Though Athabasca Minerals is exploring for industrial minerals such as salts and silica sands, aggregates still remain at the heart of its current and future operations. “We have a very aggressive exploration program in place and we have an exploration crew, including a geologist, that all they’re doing right now is identifying potential gravel deposits in the Fort McMurray area,” O’Connor-Parsons says.

The gulf between exploration for metal and gravel is not great. O’Connor-Parsons explains that Athabasca Minerals starts with a geographical analysis of areas where there are likely alluvial or glacial deposits of gravel and sand. “We’re even using Google now, with the upgraded version of Google Earth,” he notes.

Target pinpointed, as in mineral exploration, Athabasca Minerals applies for an exploration permit and then drills. But how one drills is a significant difference between the two types of exploration. In place of percussion or diamond-drill rigs, the standard equipment for gravel explorers is a six-inch auger drill, O’Connor-Parsons says. In heavy rock, drillers switch to either a sonic or hammer drill to penetrate through large boulders.

But what makes good gravel? “Your key ingredient is your rock,” O’Connor-Parsons explains. “So you want a hard, durable rock. You don’t want anything deleterious — being coal or iron stone.” Both these “pop out” in concrete and reduce its strength. As for sand, he says clean, coarse-grained sand that has very little silt in it is best.

From prospect to operating pit, the path to development is similar to metal mines. “In the mineral world, you have mineral leases,” O’Connor-Parsons says. “In the gravel world, you have surface leases.”

Once a gravel or sand formation that can be developed is identified, instead of a mineral licence, a gravel company applies for a surface materials lease (SML) from the provincial government. “And once you obtain that, then you prepare your pit plans, post your bonds and open it up,” he says.

At both the Susan Lake and Poplar Creek pits, Athabasca Minerals has SMLs — but the operations are in fact provincially owned and leased, a situation that O’Connor-Parsons describes as unique in Canada. Aggregates Management got a hold of the Susan Lake lease in 1998 as the successful bidder in a provincial tender. “And we just renewed that contract for another ten years,” O’Connor- Parsons says.

The deal with the Alberta government allows Athabasca Minerals to run the Susan Lake and the subsequently acquired Poplar Creek pits on a fixed-fee basis. At Susan Lake, for example, the fee for a cubic metre of gravel is $1.56 and of that, the Alberta government gets a royalty of 78¢.

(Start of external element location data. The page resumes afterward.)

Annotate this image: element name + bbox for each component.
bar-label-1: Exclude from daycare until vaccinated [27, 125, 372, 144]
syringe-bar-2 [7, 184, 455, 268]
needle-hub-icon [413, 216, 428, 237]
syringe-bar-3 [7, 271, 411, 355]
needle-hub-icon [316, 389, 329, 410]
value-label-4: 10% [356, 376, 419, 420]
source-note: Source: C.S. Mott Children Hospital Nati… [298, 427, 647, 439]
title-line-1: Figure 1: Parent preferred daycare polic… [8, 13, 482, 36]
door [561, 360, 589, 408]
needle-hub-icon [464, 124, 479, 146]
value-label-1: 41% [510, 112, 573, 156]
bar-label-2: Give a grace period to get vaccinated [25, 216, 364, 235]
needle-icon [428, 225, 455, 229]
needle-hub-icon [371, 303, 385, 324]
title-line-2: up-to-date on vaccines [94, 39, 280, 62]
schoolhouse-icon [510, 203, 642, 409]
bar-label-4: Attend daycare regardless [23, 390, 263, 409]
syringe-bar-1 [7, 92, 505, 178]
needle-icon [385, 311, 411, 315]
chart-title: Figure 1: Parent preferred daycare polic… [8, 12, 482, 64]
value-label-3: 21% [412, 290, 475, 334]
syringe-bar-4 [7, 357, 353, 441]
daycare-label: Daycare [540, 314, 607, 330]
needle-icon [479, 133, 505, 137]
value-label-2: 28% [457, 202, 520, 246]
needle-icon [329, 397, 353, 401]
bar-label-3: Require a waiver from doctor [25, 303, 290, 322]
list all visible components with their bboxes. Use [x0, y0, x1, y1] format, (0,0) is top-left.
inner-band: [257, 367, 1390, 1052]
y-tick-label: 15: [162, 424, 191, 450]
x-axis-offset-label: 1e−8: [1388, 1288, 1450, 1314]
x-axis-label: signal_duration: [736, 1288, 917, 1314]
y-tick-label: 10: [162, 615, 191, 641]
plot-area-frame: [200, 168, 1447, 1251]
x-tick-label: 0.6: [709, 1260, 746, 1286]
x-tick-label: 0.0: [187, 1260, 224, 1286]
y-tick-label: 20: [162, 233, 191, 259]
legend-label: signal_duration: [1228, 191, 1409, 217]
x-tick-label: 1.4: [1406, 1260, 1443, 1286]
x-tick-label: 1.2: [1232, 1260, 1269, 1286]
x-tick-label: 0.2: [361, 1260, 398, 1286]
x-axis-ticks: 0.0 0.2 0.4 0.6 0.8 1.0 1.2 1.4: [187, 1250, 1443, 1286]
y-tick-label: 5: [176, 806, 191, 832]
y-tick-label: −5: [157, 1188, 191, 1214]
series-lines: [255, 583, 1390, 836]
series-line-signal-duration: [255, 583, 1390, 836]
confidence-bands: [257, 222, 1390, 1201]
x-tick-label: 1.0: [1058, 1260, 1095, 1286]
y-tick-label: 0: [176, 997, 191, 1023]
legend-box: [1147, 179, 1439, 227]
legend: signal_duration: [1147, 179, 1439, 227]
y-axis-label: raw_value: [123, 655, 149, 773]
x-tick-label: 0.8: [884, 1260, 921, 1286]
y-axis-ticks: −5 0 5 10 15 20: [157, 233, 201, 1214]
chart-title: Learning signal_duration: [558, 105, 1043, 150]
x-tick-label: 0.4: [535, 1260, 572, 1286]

Though sales were strong in 2008 — the banner year in terms of production for the company — Athabasca Minerals has been somewhat pessimistic about 2009 as the price of oil has dropped and oilsands projects are put on hold. But O’Connor-Parsons, who characterizes the clip of the industry in 2008 as “unsustainable,” notes that so far the number of gravel and sand orders in 2009 has been surprisingly resilient.

“This year we thought (we were going to have to) suck it in,” he says. “But we got some healthy orders.” Already 6.3 million tonnes are on pre-order for 2009 at the Susan Lake pit, about the same amount that was pre-ordered in 2008 at the same time of year.

Strong sales will allow Athabasca Minerals to continue exploration and advance projects down its pipeline. This year, O’Connor-Parsons expects the company will spend about $500,000 on exploration, and mostly for gravel. Though last year the company spent around $1.5 million on exploration, given the tightening of belts across much of the industry, spending a third of that amount this year is “pretty aggressive,” he says.